Work to restore Site of Special Scientific Interest (SSSI) locations at Bryn Euryn and Llangwstennin Common in Conwy County and at Bwrdd Arthur on Anglesey has started through the Nature Networks Fund - an initiative delivered in partnership by Welsh Government, National Lottery Heritage Fund and NRW to strengthen the resilience of Wales’ network of protected land and marine sites, supporting nature’s recovery while actively encouraging community engagement.
NRW delivered the work to re-instate late summer mowing and remove scrub including bramble, ivy and gorse and invasive species such as non-native Cotoneaster to protect biodiversity and support rare flowering plants and butterflies.
At Llangwstennin Common, NRW worked with Llandudno Town Council to open-up overgrown areas to ensure the site is accessible to the local community once again.
The removal of gorse will reduce uncontrolled fire risk and has improved public access to Bwrdd Arthur Iron Age Hillfort.
Charlotte Williams, NRW’s Environment Team Leader for Conwy, said:
“Limestone grassland is one of the rarest, most diverse and species-rich habitats we have in Wales.
“Grasslands like these are good carbon stores and when managed carefully, lock in carbon and boost biodiversity. We have lost a significant amount of species-rich grassland in the UK, so managing these areas well is a priority.
“Across the sites a range of rare species can be found. These include butterflies such as Dingy Skipper, Brown Argus, Small Pearl-bordered Fritillary and plants including Spiked Speedwell, Common Rock Rose, Salad Burnet, Dropwort and Yellow-wort.
“Managing areas such as these is vital for the maintenance of biodiversity and helps us manage our natural resources sustainably.
“We are pleased to have been able to secure funding from the Welsh Government which has allowed us to protect and bring these important habitats back into favourable condition.

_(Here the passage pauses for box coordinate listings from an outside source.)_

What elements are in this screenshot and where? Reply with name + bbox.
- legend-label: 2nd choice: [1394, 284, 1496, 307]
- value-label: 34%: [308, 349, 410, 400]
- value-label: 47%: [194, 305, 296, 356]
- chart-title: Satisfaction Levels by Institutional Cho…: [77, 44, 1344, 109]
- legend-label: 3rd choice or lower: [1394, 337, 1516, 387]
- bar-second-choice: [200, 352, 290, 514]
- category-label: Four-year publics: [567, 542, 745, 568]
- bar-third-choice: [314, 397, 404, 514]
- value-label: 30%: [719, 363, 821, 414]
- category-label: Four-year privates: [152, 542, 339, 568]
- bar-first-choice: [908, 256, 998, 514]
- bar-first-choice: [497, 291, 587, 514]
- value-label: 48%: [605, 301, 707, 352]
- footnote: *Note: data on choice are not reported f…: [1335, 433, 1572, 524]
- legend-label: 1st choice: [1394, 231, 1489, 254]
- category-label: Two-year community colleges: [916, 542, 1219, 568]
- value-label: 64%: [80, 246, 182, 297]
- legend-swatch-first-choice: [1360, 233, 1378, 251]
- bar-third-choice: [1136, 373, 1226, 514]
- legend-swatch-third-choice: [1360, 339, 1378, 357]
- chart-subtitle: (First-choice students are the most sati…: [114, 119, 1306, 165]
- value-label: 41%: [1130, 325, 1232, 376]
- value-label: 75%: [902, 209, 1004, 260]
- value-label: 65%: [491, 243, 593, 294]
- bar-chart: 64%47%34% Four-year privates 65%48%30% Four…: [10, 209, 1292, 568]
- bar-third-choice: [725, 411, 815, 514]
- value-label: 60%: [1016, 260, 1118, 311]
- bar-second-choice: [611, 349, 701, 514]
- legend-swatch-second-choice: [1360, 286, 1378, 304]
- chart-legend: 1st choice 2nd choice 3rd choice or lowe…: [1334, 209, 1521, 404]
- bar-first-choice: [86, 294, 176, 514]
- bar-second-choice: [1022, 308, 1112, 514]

We would also like to thank landowners for their support.
“This kind of partnership working is helping us tackle the climate and nature emergency by protecting and enhancing biodiversity.”
NRW has worked with landowners to allow the work to take place and ensure continued maintenance at the sites.
Due to logistical reasons these areas of grassland cannot be grazed, leaving regular mowing and clearing as the only management option.